SARS Outbreak Different Than Coronavirus: ‘There Was Not the Widespread Fear’
Wang recalls SARS and says its seriousness “was not as obvious as this time”. There were days on which “nobody got on the bus” in a city where not everybody has a car. There was less media attention, there was less information and there were fewer channels on which the news items multiplied in real time. That is probably why she remembers the crisis having a shorter duration but which lasted from November, 2002 to May, 2003, but “there was not the widespread fear, people were less frightened, people followed the safety rules that were less strict than the recent ones simply because they were following the rules imposed from outside without any conviction. But now people perceive the seriousness of the reaction of the authorities, they have sensitized the population who have much greater awareness”.
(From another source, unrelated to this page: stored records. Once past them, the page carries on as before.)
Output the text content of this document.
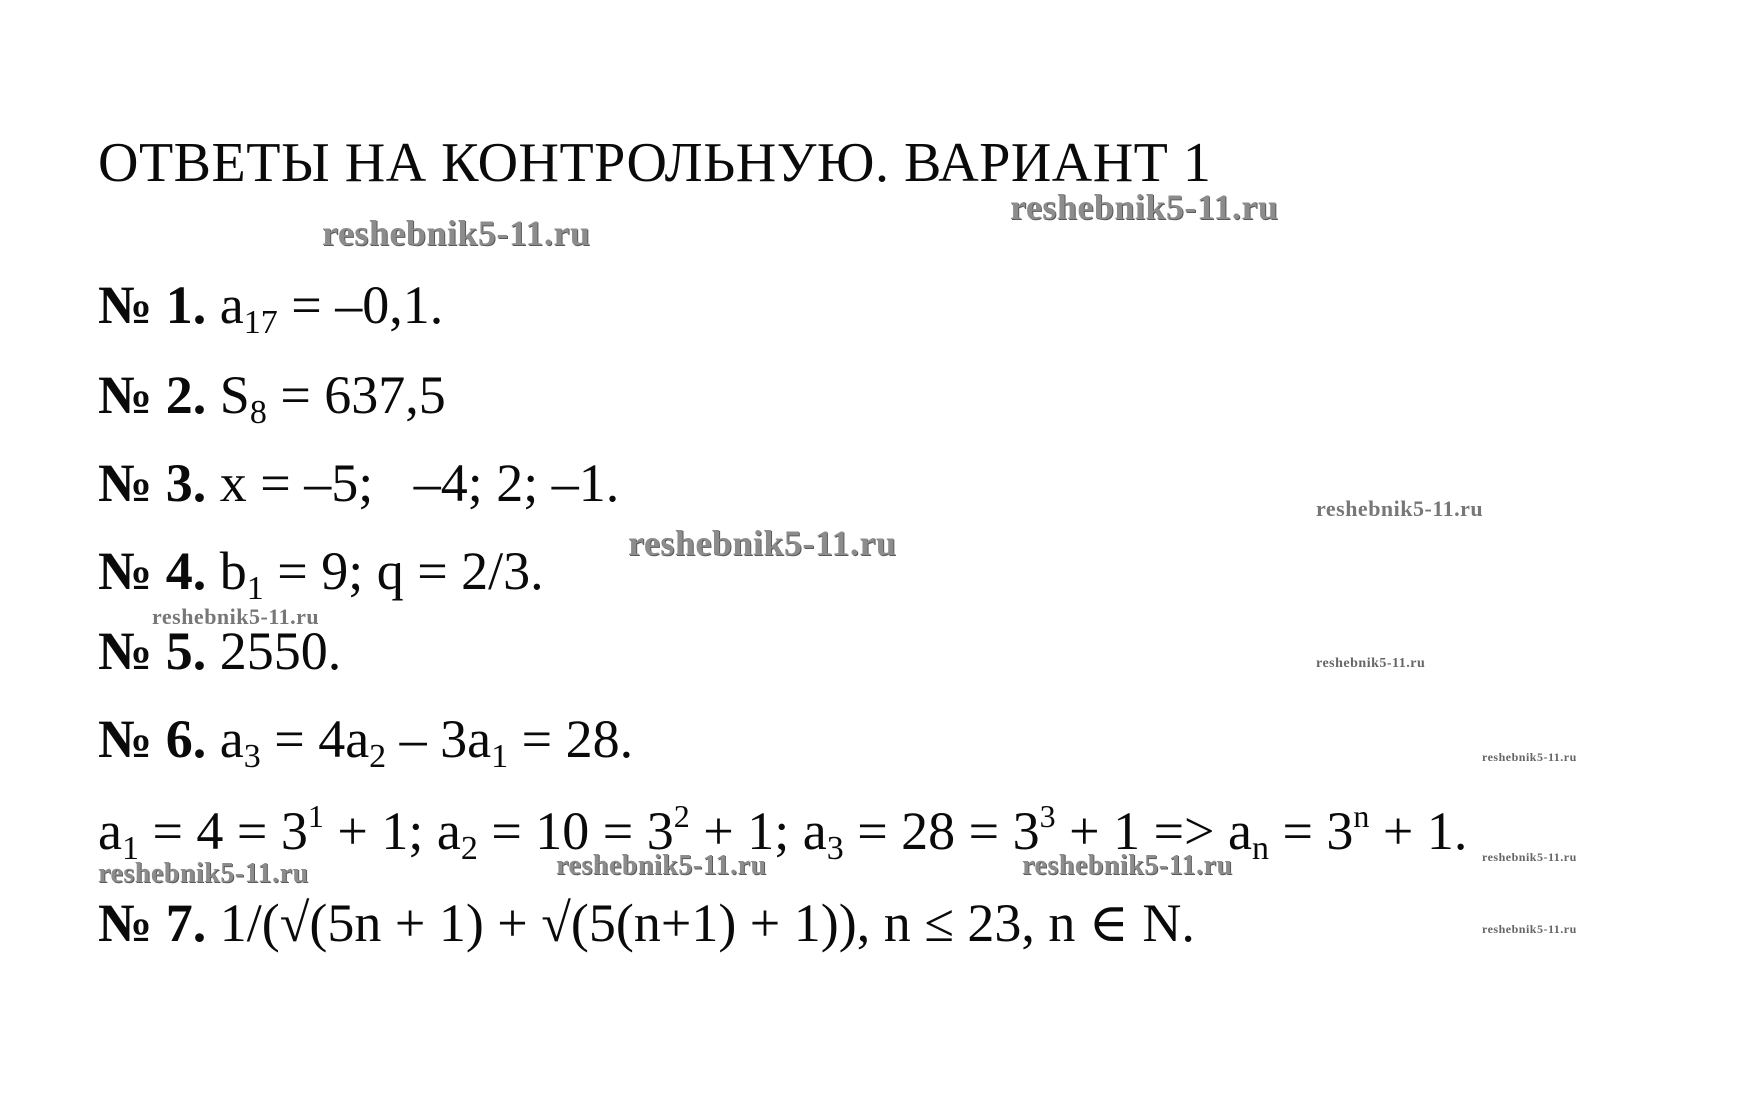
ОТВЕТЫ НА КОНТРОЛЬНУЮ. ВАРИАНТ 1
reshebnik5-11.ru
reshebnik5-11.ru
reshebnik5-11.ru
reshebnik5-11.ru
reshebnik5-11.ru
reshebnik5-11.ru
reshebnik5-11.ru
reshebnik5-11.ru	reshebnik5-11.ru	reshebnik5-11.ru	reshebnik5-11.ru
reshebnik5-11.ru
№ 1. $a_{17} = -0,1$.
№ 2. $S_8 = 637,5$
№ 3. x = –5;   –4; 2; –1.
№ 4. $b_1 = 9$; q = 2/3.
№ 5. 2550.
№ 6. $a_3 = 4a_2 - 3a_1 = 28$.
$a_1 = 4 = 3^1 + 1$; $a_2 = 10 = 3^2 + 1$; $a_3 = 28 = 3^3 + 1 => a_n = 3^n + 1$.
№ 7. 1/(√(5n + 1) + √(5(n+1) + 1)), n ≤ 23, n ∈ N.
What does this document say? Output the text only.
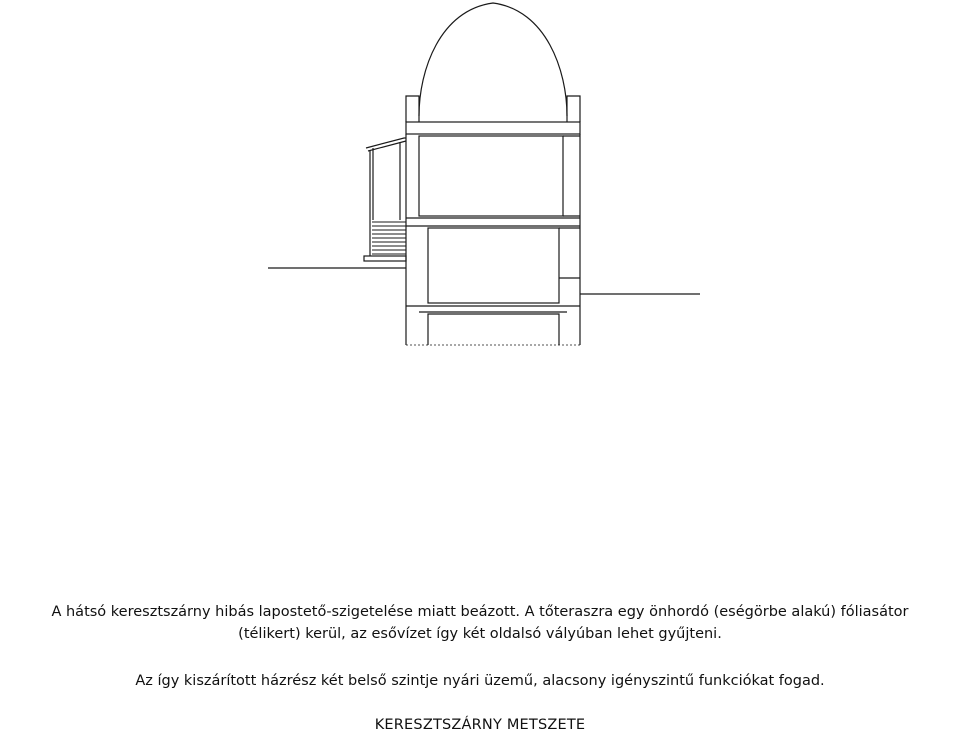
A hátsó keresztszárny hibás lapostető-szigetelése miatt beázott. A tőteraszra egy önhordó (eségörbe alakú) fóliasátor
(télikert) kerül, az esővízet így két oldalsó vályúban lehet gyűjteni.
Az így kiszárított házrész két belső szintje nyári üzemű, alacsony igényszintű funkciókat fogad.
KERESZTSZÁRNY METSZETE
Now it is difficult to give a name to what is happening. “I will mention one consideration that often escapes attention in the West. One of the positive sides of a political and social system like China under Communist leadership is that there is efficiency in the decision-making and coordination chain. Once measures have been decided they are rapidly implemented on a vast scale. Efficiency increases when they are correct”. But Wang continues: “Obviously the opposite applies as well. If the decisions prove inadequate, the consequences will have the same danger, speed and magnitude”. She cites the example of Hubei, the province at the heart of the outbreak that borders her region, “where everything was managed badly from the beginning and the consequences were visible”.
There is no sadness, no fear, no psychosis on the list of feelings that she says she experiences. But she knows that “the lives of many people are changing” whilst she shifts the questions towards the paradoxical side of the current state of affairs. “This out of the ordinary situation offers us new starting points. In day to day life, in Chinese society, the pressure to be successful at work is very high”. It is two sides of the same coin: the opportunity for a solution.
As in ancient Greek, Wang explains that Chinese for “crisis” is weiji (危机) the symbol comprised of two ideogrammes. The first is 危 and means danger, the second is 机 and means opportunity. She counts the minutes that pass in silence, free moments never possessed before: it is the first time that the citizens of the factory of the world are still and that the categorical imperative of production and profit has been overcome by something more important which requires collective solidarity.
Now in China for the first time “we have the chance to develop a different more balanced conception of life, she says.” The entrepreneur sees hopes for the future arising out of the tragedy of the epidemic that the world’s second economy is facing. “We Chinese are all experiencing an unprecedented situation: without the pressure at work, we have the possibility to face the day at a slower pace. Life. Rich and poor: we are all temporarily exempted from chasing around after ourselves. For the first time. It is an unusual situation that has cancelled economic competition and perhaps the Chinese, as a people, can learn something from all this”.
This interview was conducted thanks to the assistance and translation of Jonathan Marano, an Italian manager resident in China.